I'm sitting on the porch the Elk River House in Chesapeake City, Maryland, facing a river mercifully devoid of ear-splitting "go fast" boats. I can hear the mechanical whine of some distant machinery, but for the most part, I hear birds and insects. Yesterday was Memorial Day, and today, everybody is back at work or school. It's a hot day to be living without air conditioning here at the Elk River House, but I'm sitting in a rocking chair on the concrete porch in the shade. I have a laptop computer on my lap and a headset on my head, and I'm speaking rather than typing these words. Ah, the marvels of technology.
I spent the weekend in New York City with my children. We stayed with my aunt and uncle who live in Astoria in Queens. My uncle Steve is Greek. He has lived in New York City for as long as I can remember, but he still speaks with distinct Greek accent, and he retains certain "Old World" sensibilities; sensibilities which he shares with many of his neighbors and which have shaped the neighborhood.
Steve and my aunt, Eva Mae, own a three-story house with a back yard. By suburban standards their yard is quite small. It extends as a long rectangle off the back of the house, and the back half of the rectangle is devoted to Steve's garden. About three quarters of the remaining space is paved, and a good portion of that is covered by a shed roof with a picnic table underneath. There's a patch of grass with trees and lawn chairs, and the backyard serves as an outdoor room. Astoria is a largely Greek neighborhood, but many of the neighbors are Asian and Latino. Unlike many suburbanites and possibly many New Yorkers, Steve not only knows his neighbors, he visits with them over the fence with a vibe that I can describe, without irony, as "neighborly."
I said I was writing this from Chesapeake City, and according to the post office that is correct. But really I am in Port Herman, and this small well-to-do neighborhood used to be a town unto itself. Everyone here is white, and outside of the Elk River house, which has become a haven for people in transition, everyone here has a lot of money. The house next door belongs to the business manager for U2. He doesn't live there, and in fact, I rarely see him or his wife, and I have never spoken to them, nor they to me. A woman who used to live here in the Elk River House now works for them doing landscaping. She tells me that the neighbors refer to the Elk River House as "the Halfway House." It makes sense. According to their sensibilities, why else would unrelated adults live together under the same roof unless they were criminals who required supervision even after their release from jail or prison?
In New York City, people are surrounded by millions of strangers, and they have developed habits of body language and behavior which allow them to preserve a sense of personal space amidst the teeming throng. People avoid eye contact, and perfunctory interactions conducted with transit workers, sales clerks, and the like struck me as terse and impersonal in the extreme. I was riding the bus in Manhattan, and some Dutch tourists sat down next to me. One of them glanced at me and looked away quickly. I said, "It's all right. I'm not a New Yorker, so you can talk to me." My cousin's wife, Jenny, took mock affront at my remark, and she proceeded to chat with the tourists for the duration of our ride.
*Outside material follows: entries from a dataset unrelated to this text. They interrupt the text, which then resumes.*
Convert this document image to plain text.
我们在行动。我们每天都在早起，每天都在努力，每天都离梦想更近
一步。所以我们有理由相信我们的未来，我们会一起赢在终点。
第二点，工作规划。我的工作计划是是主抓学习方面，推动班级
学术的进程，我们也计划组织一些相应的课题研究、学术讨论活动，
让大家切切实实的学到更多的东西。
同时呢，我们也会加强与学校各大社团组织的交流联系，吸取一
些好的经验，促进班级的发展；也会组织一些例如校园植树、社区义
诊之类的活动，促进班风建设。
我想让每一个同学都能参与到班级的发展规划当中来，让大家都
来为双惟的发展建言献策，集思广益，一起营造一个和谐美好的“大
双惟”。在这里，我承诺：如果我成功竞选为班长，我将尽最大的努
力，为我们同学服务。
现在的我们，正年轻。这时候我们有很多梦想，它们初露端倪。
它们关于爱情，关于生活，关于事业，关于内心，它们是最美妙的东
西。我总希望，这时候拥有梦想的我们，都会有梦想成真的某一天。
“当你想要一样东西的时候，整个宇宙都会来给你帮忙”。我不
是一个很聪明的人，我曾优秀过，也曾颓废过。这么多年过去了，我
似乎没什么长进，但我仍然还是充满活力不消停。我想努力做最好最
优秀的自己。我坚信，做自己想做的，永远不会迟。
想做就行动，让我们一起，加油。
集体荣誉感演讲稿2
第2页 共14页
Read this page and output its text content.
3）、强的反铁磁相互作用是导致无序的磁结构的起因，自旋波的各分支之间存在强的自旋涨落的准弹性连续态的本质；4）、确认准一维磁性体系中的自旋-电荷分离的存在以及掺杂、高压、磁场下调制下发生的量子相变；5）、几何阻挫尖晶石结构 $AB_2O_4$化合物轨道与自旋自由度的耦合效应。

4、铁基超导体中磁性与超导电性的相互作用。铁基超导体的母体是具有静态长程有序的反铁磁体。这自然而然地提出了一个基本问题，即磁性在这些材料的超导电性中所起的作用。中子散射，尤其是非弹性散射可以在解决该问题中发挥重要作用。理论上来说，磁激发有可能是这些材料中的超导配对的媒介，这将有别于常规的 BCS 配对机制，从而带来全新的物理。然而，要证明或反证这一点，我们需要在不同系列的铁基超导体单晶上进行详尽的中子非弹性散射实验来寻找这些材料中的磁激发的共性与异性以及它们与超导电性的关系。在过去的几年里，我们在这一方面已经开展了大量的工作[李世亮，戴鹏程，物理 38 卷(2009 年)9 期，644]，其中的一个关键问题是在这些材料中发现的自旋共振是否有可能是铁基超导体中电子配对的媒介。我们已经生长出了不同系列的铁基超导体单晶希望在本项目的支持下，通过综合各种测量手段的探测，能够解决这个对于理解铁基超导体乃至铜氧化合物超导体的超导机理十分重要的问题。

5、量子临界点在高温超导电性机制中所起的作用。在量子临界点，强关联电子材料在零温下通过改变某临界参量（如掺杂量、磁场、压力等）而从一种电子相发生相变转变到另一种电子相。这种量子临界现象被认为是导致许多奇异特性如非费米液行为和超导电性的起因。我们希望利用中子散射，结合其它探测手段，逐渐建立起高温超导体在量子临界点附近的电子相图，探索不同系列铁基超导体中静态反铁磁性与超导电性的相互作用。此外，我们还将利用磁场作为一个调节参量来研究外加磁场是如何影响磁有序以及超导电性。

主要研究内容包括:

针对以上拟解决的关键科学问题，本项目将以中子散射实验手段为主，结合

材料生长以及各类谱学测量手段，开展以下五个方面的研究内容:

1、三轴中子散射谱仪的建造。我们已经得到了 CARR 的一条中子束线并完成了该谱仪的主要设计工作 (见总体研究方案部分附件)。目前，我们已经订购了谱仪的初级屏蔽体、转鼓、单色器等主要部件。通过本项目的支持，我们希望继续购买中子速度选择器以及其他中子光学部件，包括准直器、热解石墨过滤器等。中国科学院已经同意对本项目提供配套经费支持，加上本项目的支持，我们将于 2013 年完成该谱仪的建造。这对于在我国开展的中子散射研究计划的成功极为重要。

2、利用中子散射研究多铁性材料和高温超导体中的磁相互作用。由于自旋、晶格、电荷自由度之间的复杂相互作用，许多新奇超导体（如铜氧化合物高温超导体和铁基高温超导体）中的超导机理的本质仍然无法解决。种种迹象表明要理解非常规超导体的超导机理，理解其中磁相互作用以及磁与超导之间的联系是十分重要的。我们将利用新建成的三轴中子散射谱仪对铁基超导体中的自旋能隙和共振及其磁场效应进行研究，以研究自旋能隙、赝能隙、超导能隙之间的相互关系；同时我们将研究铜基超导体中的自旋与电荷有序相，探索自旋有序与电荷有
Given my interest in the topic of the potential collapse of industrial civilization, New York City strikes me as a disaster waiting to happen, but I absolutely love how New Yorkers live their lives in public spaces. The parks are full of children playing in playgrounds, young men playing basketball, people skating, playing musical instruments or just sitting on park benches or on patches of grass surrounded by people they may or may not know, but comfortable just the same. They haven't "gone to the park." They are just at the park, passing time and living their lives. People meet friends and sit and talk in outdoor cafés, and all manner of entertainment and distraction is available within walking distance of home, although 'walking distance' in New York is a very different concept from walking distance here in Port Herman. In Port Herman, people "take a walk," but bipedal locomotion is not a viable means of getting where one needs to go. Nothing is within walking distance, and even if you are willing to walk 5 miles to the nearest convenience store, there are no sidewalks. Any errand, no matter how trivial, involves driving. There are no buses. There are no subways. These are the conveyances of the unwashed masses. I'm surrounded by people of means who have no use for public spaces because they own all of the space that they require. When they travel, they do so inside a mobile bubble of private property.
New York City could not possibly feed itself, but it is replete with backyard gardens, container gardens on rooftops, and community gardens where people interact with their neighbors, while deriving nourishment from the soil. I saw a short video yesterday about a man who keeps bees on his NYC rooftop. In contrast, every property in Port Herman is landscaped, but there is not a single vegetable garden. A common nugget of wisdom in the peak oil community is the idea that 90% of the preparation required for Peak Oil is mental preparation, and I wonder who is better prepared to adjust to the new facts of life in a post-peak world; New Yorkers or the inhabitants and absentee landlords of Port Herman?